Data Leakage — The Silent Killer
Data leakage occurs when information that wouldn't be available at prediction time is used during training, making training metrics misleadingly optimistic.
# Classic leakage: normalize BEFORE splitting
from sklearn.preprocessing import StandardScaler
# WRONG: normalize on all data including test
scaler = StandardScaler()
X_normalized = scaler.fit_transform(X) # Test data statistics contaminate normalization!
X_train, X_test, y_train, y_test = train_test_split(X_normalized, y, test_size=0.2)
# CORRECT: split first, normalize only on train
X_train, X_test, y_train, y_test = train_test_split(X, y, test_size=0.2)
scaler = StandardScaler()
X_train_norm = scaler.fit_transform(X_train) # Fit on train only
X_test_norm = scaler.transform(X_test) # Apply to testOther leakage sources:
- Including features derived from future information (e.g., "days until patient was readmitted" as a feature for readmission prediction)
- Duplicate rows that appear in both train and test
- Target encoding computed on the entire dataset before splitting
Temporal Data: Always Split by Time
For time-series and sequential data (clinical records, financial data, user activity logs), random splitting is wrong. It would allow the model to train on future data and predict the past — a data leak.
import pandas as pd
# WRONG: random split on temporal data
df = pd.DataFrame({
"date": pd.date_range("2020-01-01", periods=1000, freq="D"),
"features": np.random.randn(1000, 5).tolist(),
"label": np.random.randint(0, 2, 1000),
})
# CORRECT: split by time
train_df = df[df.date < "2023-01-01"]
val_df = df[(df.date >= "2023-01-01") & (df.date < "2023-07-01")]

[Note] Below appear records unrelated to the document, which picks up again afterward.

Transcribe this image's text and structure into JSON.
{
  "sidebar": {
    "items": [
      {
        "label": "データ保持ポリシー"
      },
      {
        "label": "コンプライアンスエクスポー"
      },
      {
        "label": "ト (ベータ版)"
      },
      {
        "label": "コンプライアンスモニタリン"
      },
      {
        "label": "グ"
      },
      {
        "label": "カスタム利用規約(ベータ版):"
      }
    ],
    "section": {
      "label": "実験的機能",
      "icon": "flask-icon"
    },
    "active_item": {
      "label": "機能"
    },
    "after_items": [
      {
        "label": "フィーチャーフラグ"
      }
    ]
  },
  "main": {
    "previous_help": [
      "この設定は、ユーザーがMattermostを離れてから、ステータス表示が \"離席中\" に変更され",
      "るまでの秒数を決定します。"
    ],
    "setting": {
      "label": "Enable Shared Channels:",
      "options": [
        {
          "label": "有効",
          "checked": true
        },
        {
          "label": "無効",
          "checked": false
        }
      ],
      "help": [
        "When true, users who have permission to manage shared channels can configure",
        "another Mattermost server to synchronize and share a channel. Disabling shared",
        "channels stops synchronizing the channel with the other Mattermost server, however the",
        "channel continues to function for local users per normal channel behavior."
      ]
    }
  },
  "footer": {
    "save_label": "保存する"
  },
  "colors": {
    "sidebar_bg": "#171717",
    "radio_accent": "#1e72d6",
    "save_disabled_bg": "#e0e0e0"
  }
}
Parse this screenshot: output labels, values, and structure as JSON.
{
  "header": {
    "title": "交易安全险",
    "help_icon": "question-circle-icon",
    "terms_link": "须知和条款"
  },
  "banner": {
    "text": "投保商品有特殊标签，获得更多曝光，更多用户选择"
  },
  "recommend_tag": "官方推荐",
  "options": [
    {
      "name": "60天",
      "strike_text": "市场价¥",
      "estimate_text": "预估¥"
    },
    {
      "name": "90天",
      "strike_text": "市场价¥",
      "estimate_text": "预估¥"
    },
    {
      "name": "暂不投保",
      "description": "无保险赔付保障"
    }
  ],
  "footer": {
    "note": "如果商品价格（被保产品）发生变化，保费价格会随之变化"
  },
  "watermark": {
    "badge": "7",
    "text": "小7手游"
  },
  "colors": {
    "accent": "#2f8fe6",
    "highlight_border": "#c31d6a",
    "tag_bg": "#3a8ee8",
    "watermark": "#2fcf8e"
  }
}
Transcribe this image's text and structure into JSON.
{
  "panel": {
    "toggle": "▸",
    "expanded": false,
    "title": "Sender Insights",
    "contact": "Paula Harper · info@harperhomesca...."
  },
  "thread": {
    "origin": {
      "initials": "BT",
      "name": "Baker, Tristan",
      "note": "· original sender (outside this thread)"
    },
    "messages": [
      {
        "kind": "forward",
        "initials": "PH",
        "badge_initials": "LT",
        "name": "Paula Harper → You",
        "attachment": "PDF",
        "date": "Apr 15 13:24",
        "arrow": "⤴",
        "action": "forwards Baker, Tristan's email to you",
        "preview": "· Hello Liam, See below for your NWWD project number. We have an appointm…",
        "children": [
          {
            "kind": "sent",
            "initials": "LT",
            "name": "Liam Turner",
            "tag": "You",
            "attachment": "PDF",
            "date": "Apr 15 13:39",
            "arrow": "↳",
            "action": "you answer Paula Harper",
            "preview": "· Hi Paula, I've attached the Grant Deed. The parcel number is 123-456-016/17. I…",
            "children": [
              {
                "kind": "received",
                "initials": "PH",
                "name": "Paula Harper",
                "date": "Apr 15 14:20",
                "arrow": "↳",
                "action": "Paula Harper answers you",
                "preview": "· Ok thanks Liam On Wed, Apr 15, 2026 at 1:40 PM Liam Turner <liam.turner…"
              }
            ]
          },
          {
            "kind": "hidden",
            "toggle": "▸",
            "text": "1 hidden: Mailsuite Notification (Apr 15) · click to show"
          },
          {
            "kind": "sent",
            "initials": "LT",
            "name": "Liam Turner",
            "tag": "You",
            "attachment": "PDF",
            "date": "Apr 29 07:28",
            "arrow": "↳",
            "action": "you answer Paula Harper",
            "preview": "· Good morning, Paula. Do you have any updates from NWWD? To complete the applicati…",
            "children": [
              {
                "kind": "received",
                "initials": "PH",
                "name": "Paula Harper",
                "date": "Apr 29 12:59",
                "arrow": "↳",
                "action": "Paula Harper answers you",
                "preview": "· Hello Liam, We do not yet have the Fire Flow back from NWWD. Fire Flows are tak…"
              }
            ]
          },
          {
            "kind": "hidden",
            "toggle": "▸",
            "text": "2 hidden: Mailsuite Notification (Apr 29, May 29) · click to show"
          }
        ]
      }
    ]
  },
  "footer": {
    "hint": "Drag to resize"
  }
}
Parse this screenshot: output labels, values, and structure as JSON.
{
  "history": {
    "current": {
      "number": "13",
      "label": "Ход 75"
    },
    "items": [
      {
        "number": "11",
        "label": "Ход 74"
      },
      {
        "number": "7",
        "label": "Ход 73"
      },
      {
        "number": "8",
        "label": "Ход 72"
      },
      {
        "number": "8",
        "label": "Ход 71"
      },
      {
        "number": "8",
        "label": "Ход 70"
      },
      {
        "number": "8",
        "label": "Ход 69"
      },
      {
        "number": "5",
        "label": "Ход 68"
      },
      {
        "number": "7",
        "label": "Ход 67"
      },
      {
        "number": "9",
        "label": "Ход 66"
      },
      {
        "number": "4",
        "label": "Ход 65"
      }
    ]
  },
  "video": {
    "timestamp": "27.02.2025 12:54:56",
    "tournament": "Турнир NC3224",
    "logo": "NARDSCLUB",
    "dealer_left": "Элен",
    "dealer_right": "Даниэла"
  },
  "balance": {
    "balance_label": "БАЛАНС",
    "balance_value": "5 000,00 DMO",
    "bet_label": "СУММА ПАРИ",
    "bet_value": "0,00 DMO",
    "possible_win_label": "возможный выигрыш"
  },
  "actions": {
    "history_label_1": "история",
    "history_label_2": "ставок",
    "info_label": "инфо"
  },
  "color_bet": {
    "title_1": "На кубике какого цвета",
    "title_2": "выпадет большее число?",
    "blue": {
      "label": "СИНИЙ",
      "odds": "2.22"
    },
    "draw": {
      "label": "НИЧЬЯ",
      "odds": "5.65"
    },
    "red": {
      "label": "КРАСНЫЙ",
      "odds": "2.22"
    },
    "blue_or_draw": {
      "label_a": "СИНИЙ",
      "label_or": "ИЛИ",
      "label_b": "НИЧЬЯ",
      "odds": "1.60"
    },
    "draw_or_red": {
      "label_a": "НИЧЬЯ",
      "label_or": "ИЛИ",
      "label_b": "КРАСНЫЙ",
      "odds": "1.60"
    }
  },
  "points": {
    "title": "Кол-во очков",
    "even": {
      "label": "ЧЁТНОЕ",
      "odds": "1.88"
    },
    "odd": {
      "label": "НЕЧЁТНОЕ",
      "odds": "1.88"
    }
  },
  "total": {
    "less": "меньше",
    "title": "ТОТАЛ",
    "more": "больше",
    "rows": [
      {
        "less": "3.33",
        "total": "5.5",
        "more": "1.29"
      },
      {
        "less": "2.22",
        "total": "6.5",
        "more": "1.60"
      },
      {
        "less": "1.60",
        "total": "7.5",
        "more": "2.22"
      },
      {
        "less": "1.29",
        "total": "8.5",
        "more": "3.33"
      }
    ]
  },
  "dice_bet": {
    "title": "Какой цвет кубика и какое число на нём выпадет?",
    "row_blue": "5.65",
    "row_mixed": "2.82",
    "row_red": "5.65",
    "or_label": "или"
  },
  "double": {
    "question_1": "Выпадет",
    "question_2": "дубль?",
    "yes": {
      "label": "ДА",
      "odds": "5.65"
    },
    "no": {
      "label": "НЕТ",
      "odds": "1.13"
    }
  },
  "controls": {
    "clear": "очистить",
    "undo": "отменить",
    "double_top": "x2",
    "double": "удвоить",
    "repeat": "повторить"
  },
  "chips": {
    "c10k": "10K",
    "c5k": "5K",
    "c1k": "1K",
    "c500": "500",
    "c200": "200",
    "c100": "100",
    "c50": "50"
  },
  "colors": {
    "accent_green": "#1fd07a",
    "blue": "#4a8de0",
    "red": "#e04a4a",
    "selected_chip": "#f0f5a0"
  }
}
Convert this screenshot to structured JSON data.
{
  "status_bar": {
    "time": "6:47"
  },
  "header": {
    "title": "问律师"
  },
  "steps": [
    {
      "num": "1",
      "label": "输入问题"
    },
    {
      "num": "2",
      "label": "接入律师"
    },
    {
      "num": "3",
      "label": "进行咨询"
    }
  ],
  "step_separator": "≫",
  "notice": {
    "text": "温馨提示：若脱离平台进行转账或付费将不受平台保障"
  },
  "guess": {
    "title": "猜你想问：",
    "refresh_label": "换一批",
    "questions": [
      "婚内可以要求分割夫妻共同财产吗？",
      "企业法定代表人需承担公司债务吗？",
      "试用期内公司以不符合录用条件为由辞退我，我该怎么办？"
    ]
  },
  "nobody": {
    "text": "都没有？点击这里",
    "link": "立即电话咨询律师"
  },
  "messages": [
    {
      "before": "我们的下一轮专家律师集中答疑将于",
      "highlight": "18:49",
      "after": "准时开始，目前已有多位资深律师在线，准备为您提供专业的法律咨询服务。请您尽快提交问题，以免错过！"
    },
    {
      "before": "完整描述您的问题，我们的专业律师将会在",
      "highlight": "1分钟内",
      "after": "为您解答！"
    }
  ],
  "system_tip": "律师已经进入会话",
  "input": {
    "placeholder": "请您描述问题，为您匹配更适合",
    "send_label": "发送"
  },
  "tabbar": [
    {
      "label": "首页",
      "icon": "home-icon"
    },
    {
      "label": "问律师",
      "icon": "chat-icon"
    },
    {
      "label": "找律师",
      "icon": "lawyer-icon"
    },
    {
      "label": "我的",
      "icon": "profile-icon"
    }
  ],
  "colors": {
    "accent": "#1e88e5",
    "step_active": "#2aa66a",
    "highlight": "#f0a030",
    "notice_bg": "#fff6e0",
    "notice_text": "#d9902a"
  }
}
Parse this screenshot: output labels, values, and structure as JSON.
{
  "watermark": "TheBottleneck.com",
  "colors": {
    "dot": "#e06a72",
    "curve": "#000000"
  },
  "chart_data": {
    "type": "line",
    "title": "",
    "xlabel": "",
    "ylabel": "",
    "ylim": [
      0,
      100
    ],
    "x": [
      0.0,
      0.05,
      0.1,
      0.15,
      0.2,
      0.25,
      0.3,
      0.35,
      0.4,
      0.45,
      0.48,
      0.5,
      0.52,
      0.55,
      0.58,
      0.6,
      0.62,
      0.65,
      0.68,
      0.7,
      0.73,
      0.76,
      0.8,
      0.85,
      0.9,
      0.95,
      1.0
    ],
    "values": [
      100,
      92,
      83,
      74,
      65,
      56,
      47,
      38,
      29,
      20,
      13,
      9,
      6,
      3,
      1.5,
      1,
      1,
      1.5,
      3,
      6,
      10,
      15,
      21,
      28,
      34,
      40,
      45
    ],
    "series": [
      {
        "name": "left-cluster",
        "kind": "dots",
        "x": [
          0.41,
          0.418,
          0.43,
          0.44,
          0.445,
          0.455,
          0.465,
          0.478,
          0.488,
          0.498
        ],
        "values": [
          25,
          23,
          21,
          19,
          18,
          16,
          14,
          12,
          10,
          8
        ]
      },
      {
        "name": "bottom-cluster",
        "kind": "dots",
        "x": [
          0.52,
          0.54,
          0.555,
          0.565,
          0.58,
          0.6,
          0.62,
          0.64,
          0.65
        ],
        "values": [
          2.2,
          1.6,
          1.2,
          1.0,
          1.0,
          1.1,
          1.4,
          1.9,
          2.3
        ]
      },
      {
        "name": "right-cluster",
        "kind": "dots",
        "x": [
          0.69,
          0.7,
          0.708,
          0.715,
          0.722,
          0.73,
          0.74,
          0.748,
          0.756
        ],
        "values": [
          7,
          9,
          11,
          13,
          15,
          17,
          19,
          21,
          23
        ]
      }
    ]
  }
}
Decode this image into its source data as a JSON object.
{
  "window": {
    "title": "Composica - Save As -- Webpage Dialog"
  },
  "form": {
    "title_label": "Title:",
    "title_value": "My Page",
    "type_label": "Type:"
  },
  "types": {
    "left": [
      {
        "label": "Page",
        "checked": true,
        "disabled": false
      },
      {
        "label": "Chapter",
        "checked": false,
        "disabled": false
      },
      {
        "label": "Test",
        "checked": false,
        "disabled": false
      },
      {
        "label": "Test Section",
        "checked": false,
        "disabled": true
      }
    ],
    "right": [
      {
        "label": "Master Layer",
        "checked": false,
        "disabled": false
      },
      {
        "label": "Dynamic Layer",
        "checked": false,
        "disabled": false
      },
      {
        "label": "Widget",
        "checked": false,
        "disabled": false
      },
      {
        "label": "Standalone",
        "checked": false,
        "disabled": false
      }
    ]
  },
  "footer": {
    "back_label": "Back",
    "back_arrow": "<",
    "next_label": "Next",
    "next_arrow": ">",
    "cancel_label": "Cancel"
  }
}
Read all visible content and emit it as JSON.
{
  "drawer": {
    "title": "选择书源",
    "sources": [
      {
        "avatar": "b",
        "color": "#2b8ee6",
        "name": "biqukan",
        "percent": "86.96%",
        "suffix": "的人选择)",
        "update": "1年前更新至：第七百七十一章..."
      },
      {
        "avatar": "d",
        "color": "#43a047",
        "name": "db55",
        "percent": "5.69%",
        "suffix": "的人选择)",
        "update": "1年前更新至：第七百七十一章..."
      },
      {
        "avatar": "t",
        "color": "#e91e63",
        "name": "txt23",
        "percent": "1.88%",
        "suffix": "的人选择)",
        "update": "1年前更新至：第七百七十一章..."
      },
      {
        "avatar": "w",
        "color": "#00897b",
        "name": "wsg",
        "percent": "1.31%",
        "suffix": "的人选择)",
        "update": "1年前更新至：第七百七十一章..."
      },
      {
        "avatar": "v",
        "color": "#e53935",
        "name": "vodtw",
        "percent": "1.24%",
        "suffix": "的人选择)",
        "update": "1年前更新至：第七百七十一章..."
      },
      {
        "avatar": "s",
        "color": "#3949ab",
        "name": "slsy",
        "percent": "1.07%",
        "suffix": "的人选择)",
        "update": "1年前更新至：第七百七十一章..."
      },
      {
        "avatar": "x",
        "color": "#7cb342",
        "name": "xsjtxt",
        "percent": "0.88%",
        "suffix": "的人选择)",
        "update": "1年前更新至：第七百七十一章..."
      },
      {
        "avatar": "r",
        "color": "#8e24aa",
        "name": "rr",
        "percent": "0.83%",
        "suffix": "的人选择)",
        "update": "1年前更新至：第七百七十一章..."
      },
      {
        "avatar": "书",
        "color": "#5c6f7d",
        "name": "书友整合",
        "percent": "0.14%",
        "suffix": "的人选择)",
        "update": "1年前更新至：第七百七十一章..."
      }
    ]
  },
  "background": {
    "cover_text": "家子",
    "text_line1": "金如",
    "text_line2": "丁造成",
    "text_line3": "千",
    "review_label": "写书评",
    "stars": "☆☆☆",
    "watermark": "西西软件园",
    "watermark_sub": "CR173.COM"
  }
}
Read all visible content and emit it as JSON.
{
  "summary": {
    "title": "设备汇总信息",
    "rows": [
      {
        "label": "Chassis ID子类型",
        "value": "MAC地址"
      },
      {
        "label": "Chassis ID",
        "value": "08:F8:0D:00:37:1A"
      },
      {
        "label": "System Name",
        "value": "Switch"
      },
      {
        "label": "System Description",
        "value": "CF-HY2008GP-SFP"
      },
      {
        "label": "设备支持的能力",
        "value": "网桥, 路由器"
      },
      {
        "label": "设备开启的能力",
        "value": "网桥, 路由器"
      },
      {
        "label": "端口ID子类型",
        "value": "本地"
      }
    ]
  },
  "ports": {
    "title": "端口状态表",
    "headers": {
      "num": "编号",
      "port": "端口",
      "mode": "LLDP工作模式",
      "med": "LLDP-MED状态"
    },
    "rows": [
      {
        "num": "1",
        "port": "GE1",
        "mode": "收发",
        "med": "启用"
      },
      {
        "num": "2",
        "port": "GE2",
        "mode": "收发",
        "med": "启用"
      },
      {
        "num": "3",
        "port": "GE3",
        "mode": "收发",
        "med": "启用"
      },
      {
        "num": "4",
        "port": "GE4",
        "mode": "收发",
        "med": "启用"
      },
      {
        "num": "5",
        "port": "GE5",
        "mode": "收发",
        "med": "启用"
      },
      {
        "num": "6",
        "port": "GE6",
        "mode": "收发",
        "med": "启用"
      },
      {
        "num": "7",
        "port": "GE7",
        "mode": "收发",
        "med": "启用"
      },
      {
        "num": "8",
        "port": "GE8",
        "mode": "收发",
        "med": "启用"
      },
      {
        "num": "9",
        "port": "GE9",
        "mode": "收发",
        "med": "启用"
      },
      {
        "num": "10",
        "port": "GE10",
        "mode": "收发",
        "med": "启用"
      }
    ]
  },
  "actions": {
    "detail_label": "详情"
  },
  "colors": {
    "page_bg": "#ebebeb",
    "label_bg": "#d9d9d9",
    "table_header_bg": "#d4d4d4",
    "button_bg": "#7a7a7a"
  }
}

test_df = df[df.date >= "2023-07-01"]
# Training data is always earlier in time than validation and testThe Right Process End-to-End
from sklearn.model_selection import train_test_split
from sklearn.preprocessing import StandardScaler
from sklearn.linear_model import LogisticRegression
from sklearn.metrics import roc_auc_score
# 1. Load raw data
X_raw = np.random.randn(1000, 20)
y = np.random.randint(0, 2, 1000)
# 2. Split FIRST — before any preprocessing
X_trainval, X_test, y_trainval, y_test = train_test_split(
X_raw, y, test_size=0.15, random_state=42, stratify=y
)
X_train, X_val, y_train, y_val = train_test_split(
X_trainval, y_trainval, test_size=0.176, random_state=42, stratify=y_trainval
)
# 0.176 * 0.85 ≈ 0.15 of total
# 3. Fit preprocessing on train only
scaler = StandardScaler()
X_train_s = scaler.fit_transform(X_train)
X_val_s = scaler.transform(X_val)
X_test_s = scaler.transform(X_test)
# 4. Train and tune using train + val
model = LogisticRegression(C=0.1)
model.fit(X_train_s, y_train)
val_auc = roc_auc_score(y_val, model.predict_proba(X_val_s)[:, 1])
print(f"Validation AUC: {val_auc:.3f}")
# 5. Final evaluation on test — one time only
test_auc = roc_auc_score(y_test, model.predict_proba(X_test_s)[:, 1])
print(f"Test AUC: {test_auc:.3f}") # Report thisInterview Answer Template
Q: Why do we split data into train, validation, and test sets?
We split data to get an honest estimate of how well the model will perform on new, unseen data. Training on and evaluating with the same data is meaningless — a model can memorize training examples and appear perfect without learning anything useful. The validation set is used during development to guide decisions like hyperparameter tuning and architecture choices. The test set is held out completely until the end and used once to report final performance. The key rule is that no preprocessing (normalization, imputation, encoding) should be fit on validation or test data — only on training data. For temporal data, we always split by time to prevent the model from training on future events and predicting the past.